Want to protect election reforms? Fix the agency in charge
While it is disappointing that Solicitor General Elena Kagan decided not to appeal en banc an overreaching and potentially crippling court decision in the campaign finance case of Emily’s List v. Federal Election Commission, one lesson for defending the nation’s campaign finance laws has clearly emerged from this case: The Obama administration must break the partisan deadlock that has immobilized the FEC over the past year by finishing the appointment of new leaders to the agency, most notably with the replacement of Commissioner Don McGahn, whose term has long expired.
Since the commission was reestablished in mid-2008, partisan 3-to-3 deadlocks have produced the largest percentage of dismissed enforcement cases and the lowest percentage of substantive enforcement actions in recent history. Deadlocked votes in enforcement actions, for example — which prevent the FEC from acting — jumped from less than 2 percent every year since 2003 to more than 16 percent in 2009. The principal force behind these deadlocks is McGahn, who has coalesced the Republican members of the FEC into a voting bloc committed to reversing established regulations to implement the law and preventing critical enforcement actions.
The latest deadlock prevented the agency from appealing an extreme and overreaching decision by a three-judge panel in the Emily’s List case, a decision that not only threatens the authority of the agency to regulate campaign finance activity of political committees but even calls into question the legitimacy of statutory limits on contributions to candidates and political parties in toto (“the constitutionally permitted legislative solution, as the Court stated in an analogous situation in Davis, is ‘to raise or eliminate’ limits on contributions to parties and candidates”). Despite the overreaching nature of the Emily’s List decision, which drew a rebuke from one of the judges on the panel (“The court, however, is not content just answering a gratuitous constitutional question. Its holding is broader than even the plaintiff requests”), and despite the sweeping threat of the decision to the core tenets of campaign finance laws, McGahn and the other Republican commissioners voted to accept the opinion and block an appeal to the full court.
Public Citizen had hoped that Kagan, the solicitor general, would take over the case from the FEC, but today Kagan declined. We hope the decision by the administration not to take over the case is due more to the fact that Emily’s List could be overruled by a more balanced decision in another case currently pending before the courts (SpeechNow.org v. Federal Election Commission) and does not signal that the administration is wavering in its commitment to campaign finance reform.

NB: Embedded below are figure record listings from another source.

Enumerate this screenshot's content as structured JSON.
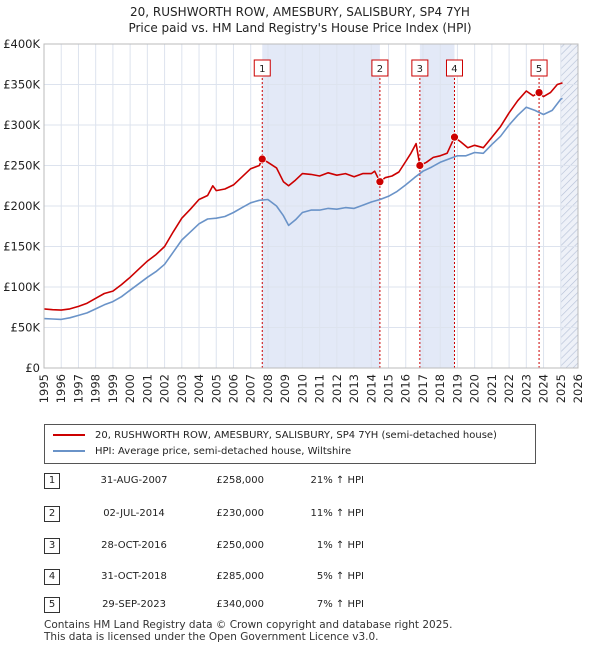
{
  "title_line1": "20, RUSHWORTH ROW, AMESBURY, SALISBURY, SP4 7YH",
  "title_line2": "Price paid vs. HM Land Registry's House Price Index (HPI)",
  "colors": {
    "price": "#cc0000",
    "hpi": "#6a93c8",
    "shade": "#e3e9f7",
    "marker_line": "#cc0000"
  },
  "chart_data": {
    "type": "line",
    "ylim": [
      0,
      400000
    ],
    "xlim": [
      1995,
      2026
    ],
    "y_ticks": [
      0,
      50000,
      100000,
      150000,
      200000,
      250000,
      300000,
      350000,
      400000
    ],
    "y_tick_labels": [
      "£0",
      "£50K",
      "£100K",
      "£150K",
      "£200K",
      "£250K",
      "£300K",
      "£350K",
      "£400K"
    ],
    "x_ticks": [
      1995,
      1996,
      1997,
      1998,
      1999,
      2000,
      2001,
      2002,
      2003,
      2004,
      2005,
      2006,
      2007,
      2008,
      2009,
      2010,
      2011,
      2012,
      2013,
      2014,
      2015,
      2016,
      2017,
      2018,
      2019,
      2020,
      2021,
      2022,
      2023,
      2024,
      2025,
      2026
    ],
    "series": [
      {
        "name": "20, RUSHWORTH ROW, AMESBURY, SALISBURY, SP4 7YH (semi-detached house)",
        "points": [
          [
            1995.0,
            73000
          ],
          [
            1995.5,
            72000
          ],
          [
            1996.0,
            71500
          ],
          [
            1996.5,
            73000
          ],
          [
            1997.0,
            76000
          ],
          [
            1997.5,
            80000
          ],
          [
            1998.0,
            86000
          ],
          [
            1998.5,
            92000
          ],
          [
            1999.0,
            95000
          ],
          [
            1999.5,
            103000
          ],
          [
            2000.0,
            112000
          ],
          [
            2000.5,
            122000
          ],
          [
            2001.0,
            132000
          ],
          [
            2001.5,
            140000
          ],
          [
            2002.0,
            150000
          ],
          [
            2002.5,
            168000
          ],
          [
            2003.0,
            185000
          ],
          [
            2003.5,
            196000
          ],
          [
            2004.0,
            208000
          ],
          [
            2004.5,
            213000
          ],
          [
            2004.8,
            225000
          ],
          [
            2005.0,
            219000
          ],
          [
            2005.5,
            221000
          ],
          [
            2006.0,
            226000
          ],
          [
            2006.5,
            236000
          ],
          [
            2007.0,
            246000
          ],
          [
            2007.5,
            250000
          ],
          [
            2007.67,
            258000
          ],
          [
            2008.0,
            254000
          ],
          [
            2008.5,
            247000
          ],
          [
            2008.9,
            230000
          ],
          [
            2009.2,
            225000
          ],
          [
            2009.6,
            232000
          ],
          [
            2010.0,
            240000
          ],
          [
            2010.5,
            239000
          ],
          [
            2011.0,
            237000
          ],
          [
            2011.5,
            241000
          ],
          [
            2012.0,
            238000
          ],
          [
            2012.5,
            240000
          ],
          [
            2013.0,
            236000
          ],
          [
            2013.5,
            240000
          ],
          [
            2014.0,
            240000
          ],
          [
            2014.2,
            243000
          ],
          [
            2014.5,
            230000
          ],
          [
            2014.8,
            235000
          ],
          [
            2015.2,
            237000
          ],
          [
            2015.6,
            242000
          ],
          [
            2016.0,
            255000
          ],
          [
            2016.3,
            265000
          ],
          [
            2016.6,
            277000
          ],
          [
            2016.82,
            250000
          ],
          [
            2017.2,
            254000
          ],
          [
            2017.6,
            260000
          ],
          [
            2018.0,
            262000
          ],
          [
            2018.4,
            265000
          ],
          [
            2018.83,
            285000
          ],
          [
            2019.2,
            279000
          ],
          [
            2019.6,
            272000
          ],
          [
            2020.0,
            275000
          ],
          [
            2020.5,
            272000
          ],
          [
            2021.0,
            285000
          ],
          [
            2021.5,
            298000
          ],
          [
            2022.0,
            315000
          ],
          [
            2022.5,
            330000
          ],
          [
            2023.0,
            342000
          ],
          [
            2023.4,
            336000
          ],
          [
            2023.74,
            340000
          ],
          [
            2024.0,
            335000
          ],
          [
            2024.4,
            340000
          ],
          [
            2024.8,
            350000
          ],
          [
            2025.1,
            352000
          ]
        ]
      },
      {
        "name": "HPI: Average price, semi-detached house, Wiltshire",
        "points": [
          [
            1995.0,
            61000
          ],
          [
            1995.5,
            60500
          ],
          [
            1996.0,
            60000
          ],
          [
            1996.5,
            62000
          ],
          [
            1997.0,
            65000
          ],
          [
            1997.5,
            68000
          ],
          [
            1998.0,
            73000
          ],
          [
            1998.5,
            78000
          ],
          [
            1999.0,
            82000
          ],
          [
            1999.5,
            88000
          ],
          [
            2000.0,
            96000
          ],
          [
            2000.5,
            104000
          ],
          [
            2001.0,
            112000
          ],
          [
            2001.5,
            119000
          ],
          [
            2002.0,
            128000
          ],
          [
            2002.5,
            143000
          ],
          [
            2003.0,
            158000
          ],
          [
            2003.5,
            168000
          ],
          [
            2004.0,
            178000
          ],
          [
            2004.5,
            184000
          ],
          [
            2005.0,
            185000
          ],
          [
            2005.5,
            187000
          ],
          [
            2006.0,
            192000
          ],
          [
            2006.5,
            198000
          ],
          [
            2007.0,
            204000
          ],
          [
            2007.5,
            207000
          ],
          [
            2008.0,
            208000
          ],
          [
            2008.5,
            200000
          ],
          [
            2008.9,
            188000
          ],
          [
            2009.2,
            176000
          ],
          [
            2009.6,
            183000
          ],
          [
            2010.0,
            192000
          ],
          [
            2010.5,
            195000
          ],
          [
            2011.0,
            195000
          ],
          [
            2011.5,
            197000
          ],
          [
            2012.0,
            196000
          ],
          [
            2012.5,
            198000
          ],
          [
            2013.0,
            197000
          ],
          [
            2013.5,
            201000
          ],
          [
            2014.0,
            205000
          ],
          [
            2014.5,
            208000
          ],
          [
            2015.0,
            212000
          ],
          [
            2015.5,
            218000
          ],
          [
            2016.0,
            226000
          ],
          [
            2016.5,
            235000
          ],
          [
            2017.0,
            243000
          ],
          [
            2017.5,
            248000
          ],
          [
            2018.0,
            254000
          ],
          [
            2018.5,
            258000
          ],
          [
            2019.0,
            262000
          ],
          [
            2019.5,
            262000
          ],
          [
            2020.0,
            266000
          ],
          [
            2020.5,
            265000
          ],
          [
            2021.0,
            276000
          ],
          [
            2021.5,
            286000
          ],
          [
            2022.0,
            300000
          ],
          [
            2022.5,
            312000
          ],
          [
            2023.0,
            322000
          ],
          [
            2023.5,
            318000
          ],
          [
            2024.0,
            313000
          ],
          [
            2024.5,
            318000
          ],
          [
            2025.0,
            332000
          ],
          [
            2025.1,
            333000
          ]
        ]
      }
    ],
    "shaded_periods": [
      [
        2007.67,
        2014.5
      ],
      [
        2016.82,
        2018.83
      ]
    ],
    "hatch_start": 2025.0,
    "markers": [
      {
        "label": "1",
        "x": 2007.67,
        "y": 258000
      },
      {
        "label": "2",
        "x": 2014.5,
        "y": 230000
      },
      {
        "label": "3",
        "x": 2016.82,
        "y": 250000
      },
      {
        "label": "4",
        "x": 2018.83,
        "y": 285000
      },
      {
        "label": "5",
        "x": 2023.74,
        "y": 340000
      }
    ]
  },
  "legend": {
    "price_label": "20, RUSHWORTH ROW, AMESBURY, SALISBURY, SP4 7YH (semi-detached house)",
    "hpi_label": "HPI: Average price, semi-detached house, Wiltshire"
  },
  "sales": [
    {
      "num": "1",
      "date": "31-AUG-2007",
      "price": "£258,000",
      "hpi": "21% ↑ HPI"
    },
    {
      "num": "2",
      "date": "02-JUL-2014",
      "price": "£230,000",
      "hpi": "11% ↑ HPI"
    },
    {
      "num": "3",
      "date": "28-OCT-2016",
      "price": "£250,000",
      "hpi": "1% ↑ HPI"
    },
    {
      "num": "4",
      "date": "31-OCT-2018",
      "price": "£285,000",
      "hpi": "5% ↑ HPI"
    },
    {
      "num": "5",
      "date": "29-SEP-2023",
      "price": "£340,000",
      "hpi": "7% ↑ HPI"
    }
  ],
  "footer_line1": "Contains HM Land Registry data © Crown copyright and database right 2025.",
  "footer_line2": "This data is licensed under the Open Government Licence v3.0."
}
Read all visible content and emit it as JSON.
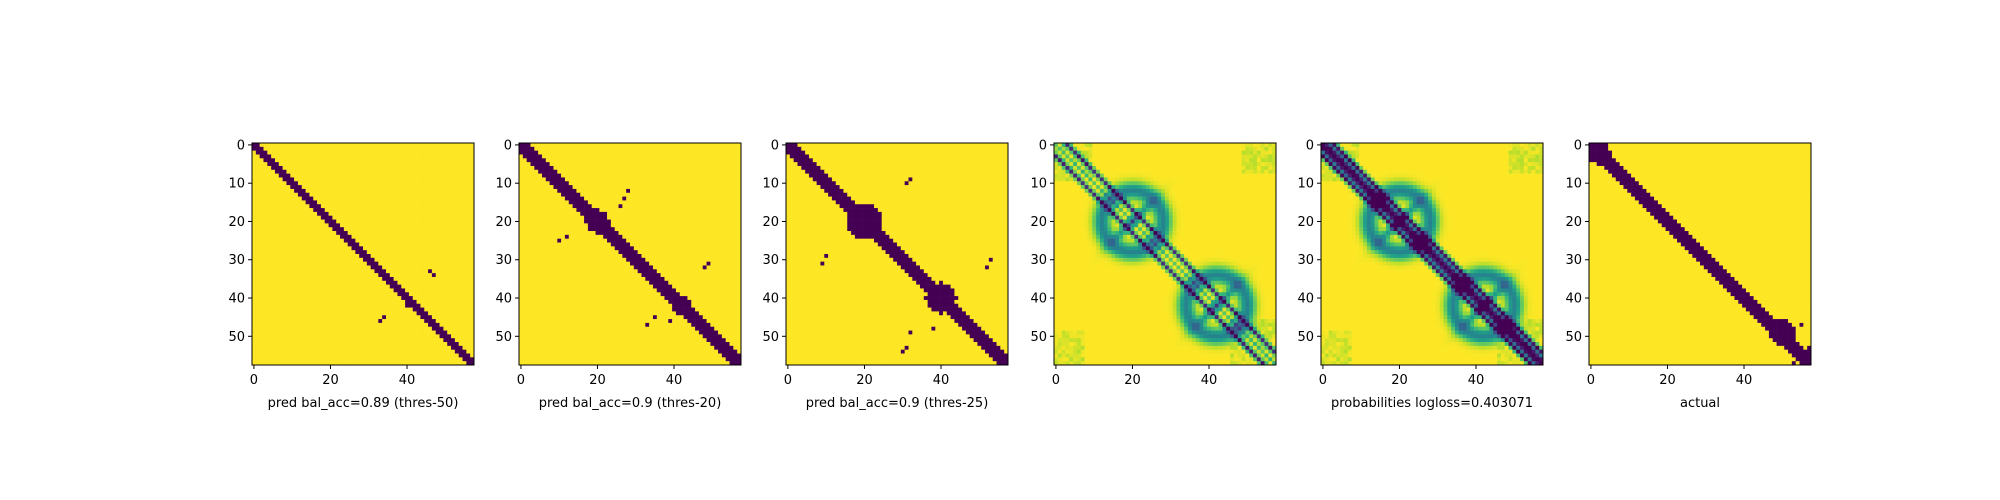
{
  "chart_data": [
    {
      "type": "heatmap",
      "subtype": "binary",
      "xlabel": "pred bal_acc=0.89 (thres-50)",
      "size": 58,
      "xticks": [
        0,
        20,
        40
      ],
      "yticks": [
        0,
        10,
        20,
        30,
        40,
        50
      ],
      "colormap": "viridis",
      "band_halfwidth": 1.5,
      "blobs": [],
      "dots": [
        [
          33,
          46
        ],
        [
          34,
          47
        ],
        [
          45,
          34
        ],
        [
          46,
          33
        ],
        [
          42,
          40
        ]
      ]
    },
    {
      "type": "heatmap",
      "subtype": "binary",
      "xlabel": "pred bal_acc=0.9 (thres-20)",
      "size": 58,
      "xticks": [
        0,
        20,
        40
      ],
      "yticks": [
        0,
        10,
        20,
        30,
        40,
        50
      ],
      "colormap": "viridis",
      "band_halfwidth": 2.0,
      "blobs": [
        [
          20,
          20,
          3.0
        ],
        [
          42,
          42,
          2.5
        ]
      ],
      "dots": [
        [
          12,
          28
        ],
        [
          14,
          27
        ],
        [
          16,
          26
        ],
        [
          24,
          12
        ],
        [
          25,
          10
        ],
        [
          32,
          48
        ],
        [
          31,
          49
        ],
        [
          45,
          35
        ],
        [
          47,
          33
        ],
        [
          46,
          39
        ]
      ]
    },
    {
      "type": "heatmap",
      "subtype": "binary",
      "xlabel": "pred bal_acc=0.9 (thres-25)",
      "size": 58,
      "xticks": [
        0,
        20,
        40
      ],
      "yticks": [
        0,
        10,
        20,
        30,
        40,
        50
      ],
      "colormap": "viridis",
      "band_halfwidth": 2.5,
      "blobs": [
        [
          20,
          20,
          4.5
        ],
        [
          40,
          40,
          4.0
        ]
      ],
      "dots": [
        [
          9,
          32
        ],
        [
          10,
          31
        ],
        [
          31,
          9
        ],
        [
          29,
          10
        ],
        [
          32,
          52
        ],
        [
          30,
          53
        ],
        [
          53,
          31
        ],
        [
          54,
          30
        ],
        [
          48,
          38
        ],
        [
          49,
          32
        ]
      ]
    },
    {
      "type": "heatmap",
      "subtype": "continuous",
      "xlabel": "",
      "size": 58,
      "xticks": [
        0,
        20,
        40
      ],
      "yticks": [
        0,
        10,
        20,
        30,
        40,
        50
      ],
      "colormap": "viridis",
      "main_diagonal": false
    },
    {
      "type": "heatmap",
      "subtype": "continuous",
      "xlabel": "probabilities logloss=0.403071",
      "size": 58,
      "xticks": [
        0,
        20,
        40
      ],
      "yticks": [
        0,
        10,
        20,
        30,
        40,
        50
      ],
      "colormap": "viridis",
      "main_diagonal": true
    },
    {
      "type": "heatmap",
      "subtype": "binary",
      "xlabel": "actual",
      "size": 58,
      "xticks": [
        0,
        20,
        40
      ],
      "yticks": [
        0,
        10,
        20,
        30,
        40,
        50
      ],
      "colormap": "viridis",
      "band_halfwidth": 2.0,
      "blobs": [
        [
          49,
          50,
          3.5
        ],
        [
          2,
          2,
          3.0
        ]
      ],
      "dots": [
        [
          53,
          57
        ],
        [
          54,
          57
        ],
        [
          57,
          53
        ],
        [
          47,
          55
        ]
      ]
    }
  ]
}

Implementation and enforcement of our nation’s campaign finance laws will continue to be crippled until President Obama repairs the incapacitated FEC by appointing new commissioners who will pursue their regulatory duties responsibly and professionally. The terms for three of the six commissioners have expired, including that of McGahn. On April 30, Public Citizen encouraged the president to seize the opportunity to fix the FEC and swiftly appoint new commissioners. To date, only one new commissioner has been nominated, ironically to replace Commissioner Ellen Weintraub, who has performed responsibly and castigated the Republican bloc for obstructing the agency’s mission. Sens. John McCain (R-Ariz.) and Russell Feingold (D-Wis.) have placed a hold on this nomination, calling on Obama to fill the two other open seats.
We applaud the efforts of Sens. McCain and Feingold and once again call upon President Obama to learn from Emily’s List and immediately appoint new commissioners for all three seats who will pursue their duties responsibly and professionally and bring the era of a deadlocked FEC to a close.